PBL Research, Data

iLEAD PBL, STEAM Practitioner Advances Deeper Learning Through Research, Data And Outcomes

Advocates of deeper learning are aware of the academic and social-emotional advantages connected to project-based learning (PBL). Specifically, PBL educators have experienced major success in content areas that fall under S.T.E.A.M. (Science, Technology, Engineering, Arts and Mathematics). Deeper Learning can be defined as not only mastery of content, but also the ability to make sense of that content through metacognitive practices, applied problem solving and skill development. Communicating the advances in educational outcomes associated with PBL and STEAM is an essential component in increased adoption of these instructionally.

A collective effort to understand the science behind deeper learning and increased educational outcomes is well underway. Researchers and practitioners have mobilized to conduct studies that seek to quantify the benefits and transformative nature of PBL. Edutopia’s New Research Makes A Powerful Case For PBL exemplifies how impactful and critical the use of academic research is when discussing PBL. At iLEAD Schools, this effort is being led by Maker – STEAM Project Specialist Shawna Brown.

Brown, who recently completed her Master’s Program in Education from National University, recently conducted research aimed at understanding the relationship between PBL and STEAM through a research question: “What is the impact of project-based learning on the academic performance of Next Generation Science Standards in STEAM?” 

Her professional and educational paths have synergistically inspired a personal passion for utilizing scientific research to increase learning outcomes for learners of all ages.

“Research is a critical indicator to demonstrate how and why PBL is effective,” said Brown. “When we discuss PBL, we collectively need to loop in the latest research, data and outcomes.”

Brown acknowledged the power of narrative and observation while emphasizing the importance of data and research. Through research, Brown has compiled powerful, long-term evidence to support the benefits of implementing a PBL model in STEAM-related content. One study within her literature review studied the academic progress of learners over 3 years.
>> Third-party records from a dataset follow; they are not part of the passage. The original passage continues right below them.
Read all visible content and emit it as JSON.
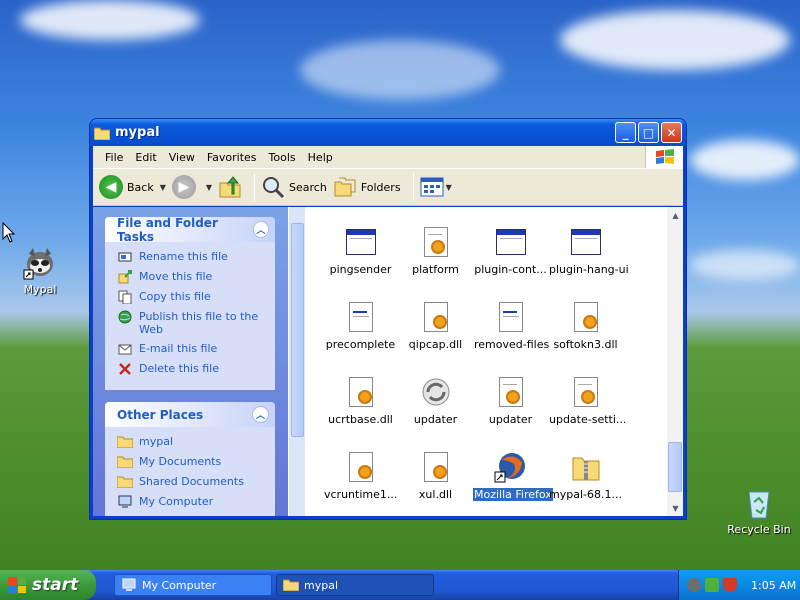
{
  "desktop": {
    "icons": [
      {
        "label": "Mypal"
      },
      {
        "label": "Recycle Bin"
      }
    ]
  },
  "window": {
    "title": "mypal",
    "menu": [
      "File",
      "Edit",
      "View",
      "Favorites",
      "Tools",
      "Help"
    ],
    "toolbar": {
      "back": "Back",
      "search": "Search",
      "folders": "Folders"
    }
  },
  "taskpane": {
    "file_tasks": {
      "title": "File and Folder Tasks",
      "items": [
        {
          "label": "Rename this file",
          "icon": "rename-icon"
        },
        {
          "label": "Move this file",
          "icon": "move-icon"
        },
        {
          "label": "Copy this file",
          "icon": "copy-icon"
        },
        {
          "label": "Publish this file to the Web",
          "icon": "globe-icon"
        },
        {
          "label": "E-mail this file",
          "icon": "email-icon"
        },
        {
          "label": "Delete this file",
          "icon": "delete-icon"
        }
      ]
    },
    "other_places": {
      "title": "Other Places",
      "items": [
        {
          "label": "mypal",
          "icon": "folder-icon"
        },
        {
          "label": "My Documents",
          "icon": "folder-icon"
        },
        {
          "label": "Shared Documents",
          "icon": "folder-icon"
        },
        {
          "label": "My Computer",
          "icon": "computer-icon"
        }
      ]
    }
  },
  "files": [
    {
      "label": "pingsender",
      "type": "exe"
    },
    {
      "label": "platform",
      "type": "settings"
    },
    {
      "label": "plugin-cont...",
      "type": "exe"
    },
    {
      "label": "plugin-hang-ui",
      "type": "exe"
    },
    {
      "label": "precomplete",
      "type": "doc"
    },
    {
      "label": "qipcap.dll",
      "type": "dll"
    },
    {
      "label": "removed-files",
      "type": "doc"
    },
    {
      "label": "softokn3.dll",
      "type": "dll"
    },
    {
      "label": "ucrtbase.dll",
      "type": "dll"
    },
    {
      "label": "updater",
      "type": "updater"
    },
    {
      "label": "updater",
      "type": "settings"
    },
    {
      "label": "update-setti...",
      "type": "settings"
    },
    {
      "label": "vcruntime1...",
      "type": "dll"
    },
    {
      "label": "xul.dll",
      "type": "dll"
    },
    {
      "label": "Mozilla Firefox",
      "type": "shortcut",
      "selected": true
    },
    {
      "label": "mypal-68.1...",
      "type": "zip"
    }
  ],
  "taskbar": {
    "start": "start",
    "tasks": [
      {
        "label": "My Computer",
        "active": false
      },
      {
        "label": "mypal",
        "active": true
      }
    ],
    "clock": "1:05 AM"
  }
}
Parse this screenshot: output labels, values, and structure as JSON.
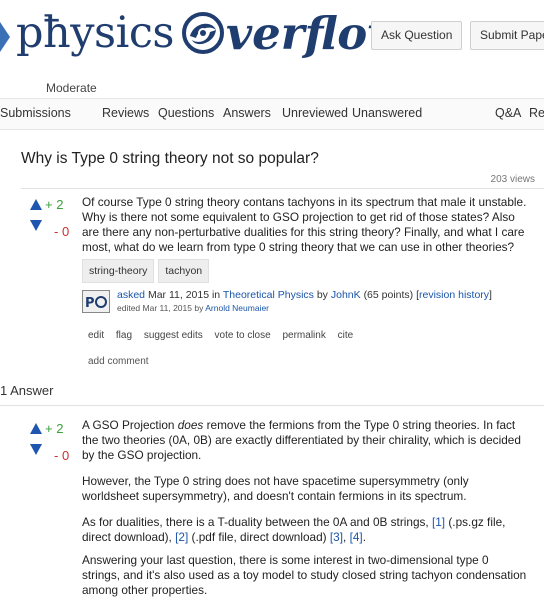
{
  "header": {
    "logo_physics": "pħysics",
    "logo_verflow": "verflow",
    "ask_question": "Ask Question",
    "submit_paper": "Submit Paper"
  },
  "subnav": {
    "moderate": "Moderate"
  },
  "nav": {
    "items": [
      "Submissions",
      "Reviews",
      "Questions",
      "Answers",
      "Unreviewed",
      "Unanswered"
    ],
    "right_items": [
      "Q&A",
      "Re"
    ]
  },
  "question": {
    "title": "Why is Type 0 string theory not so popular?",
    "views": "203 views",
    "vote_up": "+ 2",
    "vote_down": "- 0",
    "body": "Of course Type 0 string theory contans tachyons in its spectrum that male it unstable. Why is there not some equivalent to GSO projection to get rid of those states? Also are there any non-perturbative dualities for this string theory? Finally, and what I care most, what do we learn from type 0 string theory that we can use in other theories?",
    "tags": [
      "string-theory",
      "tachyon"
    ],
    "meta": {
      "asked": "asked",
      "date_text": "Mar 11, 2015 in",
      "category": "Theoretical Physics",
      "by": "by",
      "author": "JohnK",
      "points": "(65 points)",
      "revision": "revision history",
      "edited_text": "edited Mar 11, 2015 by",
      "editor": "Arnold Neumaier"
    },
    "actions": [
      "edit",
      "flag",
      "suggest edits",
      "vote to close",
      "permalink",
      "cite"
    ],
    "add_comment": "add comment"
  },
  "answers": {
    "heading": "1 Answer",
    "vote_up": "+ 2",
    "vote_down": "- 0",
    "p1_start": "A GSO Projection ",
    "p1_em": "does",
    "p1_end": " remove the fermions from the Type 0 string theories. In fact the two theories (0A, 0B) are exactly differentiated by their chirality, which is decided by the GSO projection.",
    "p2": "However, the Type 0 string does not have spacetime supersymmetry (only worldsheet supersymmetry), and doesn't contain fermions in its spectrum.",
    "p3_start": "As for dualities, there is a T-duality between the 0A and 0B strings, ",
    "p3_link1": "[1]",
    "p3_mid": " (.ps.gz file, direct download), ",
    "p3_link2": "[2]",
    "p3_mid2": " (.pdf file, direct download) ",
    "p3_link3": "[3]",
    "p3_comma": ", ",
    "p3_link4": "[4]",
    "p3_end": ".",
    "p4": "Answering your last question, there is some interest in two-dimensional type 0 strings, and it's also used as a toy model to study closed string tachyon condensation among other properties."
  },
  "colors": {
    "logo": "#1f3d6e",
    "vote_arrow": "#1e56b0",
    "up_count": "#3aa13a",
    "down_count": "#d03030",
    "link": "#1a55a8"
  }
}
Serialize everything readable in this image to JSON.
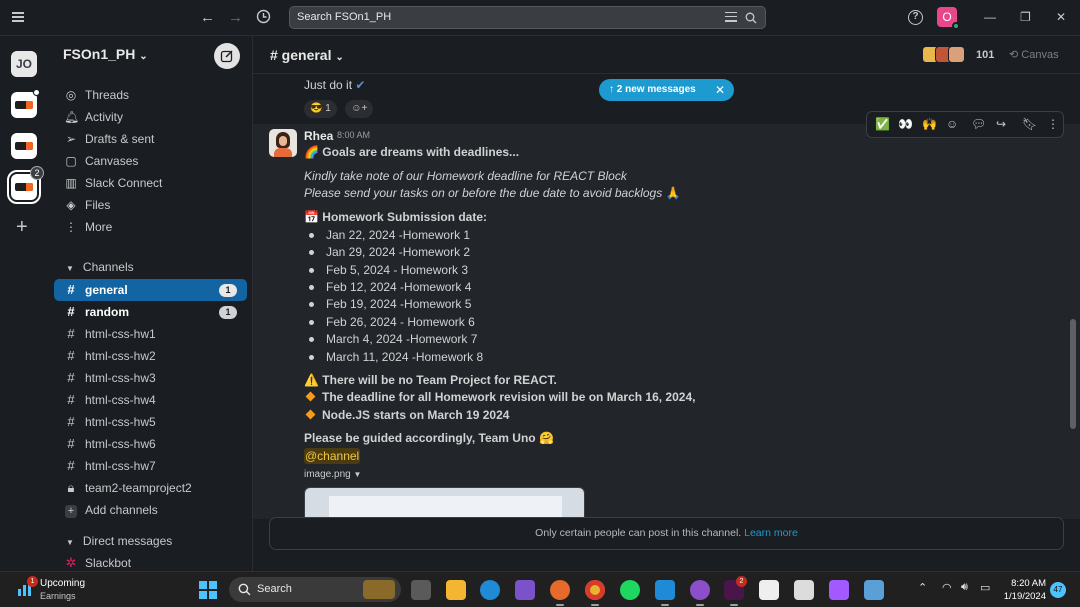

“Long-term data is impactful. I developed my skills as a PBL practitioner in the classroom over the last several years at SCVi, iLEAD’s founding school, and continue to do so in my current role as a Maker with iLEAD,” said Brown. “Further awareness of current research has enhanced my understanding and provides even more confidence in PBL as an effective instructional approach.”

Brown asserts that we often focus on the holistic, transformative results seen in learners once they are introduced to PBL – and rightly so since we are seeing young people often transcending academic content. Not only are learners learning more, but they are enjoying the learning experience as well. However, Brown seeks to push beyond what we see and question why

“For example, we are confident that learners experience a higher level of rigor in their studies when participating in PBL,” she said.

Brown said this work centers around another question: How can we quantify the rigor of our PBL instruction and how is it impacting learning achievement? Questions like these have not only been pondered, but also now answered by educational researchers, according to Brown.

“It’s our job to have awareness around these topics and utilize similar matrices within our schools,” she said.

According to Brown, researchers have quantified the growth seen in learners’ confidence, curiosity and critical thinking after being introduced to PBL. She said that one of the most interesting takeaways from the research has been that learners experience a compounding benefit from PBL over time. This can specifically be traced in the upper grades after learners are introduced to the PBL model in lower grades, said Brown. 

“In lower grades, learners are being introduced to content, but more importantly to the learning skills,” she said. “By the time they are in upper grades – which are content-specific and specialized – they have the skills and confidence to create impactful solutions to real-world problems.”

Another finding was the outlook and positivity towards STEAM-based courses when implementing PBL. Brown noted that there is often a lack of learner interest in STEAM courses –sometimes even an adverse outlook towards STEAM and the idea that they are less accessible. This mindset not only impacts our educational system, but also our workforce. 

“Our world and globalized economy need solution-oriented individuals that can work together to solve challenges using STEAM,” she said. “So, a simple perception change drastically impacts the motivation and inspiration to engage in the hard work of learning.”

Brown said that all stakeholders can benefit from the research whether they are seasoned PBL advocates or those that have reservations. This includes learners as well, according to Brown.

“Scholarly research can and should also be utilized as a tool to show the learners the why behind PBL,” said Brown. “This is about how critical thinking, communication, problem-solving skills and mindsets will benefit them throughout their lives.”

Ultimately, Brown sees this research endeavor as placing all learners at the center of their education by demonstrating that PBL is the most equitable way of learning.

“There is no one size fits all to learning,” she said. “PBL is an approach to education that meets the needs of every learner.”

Brown plans to continue advocating for PBL and STEAM even at the policy level by utilizing the increasing amount of research and data. 

“I’m very thankful to work for an organization grounded in PBL and one that values educators continuing their educational journey,” she said. “This ultimately serves the organization, the field of education and most importantly our learners. We’re not just talking the talk, but really walking the walk.”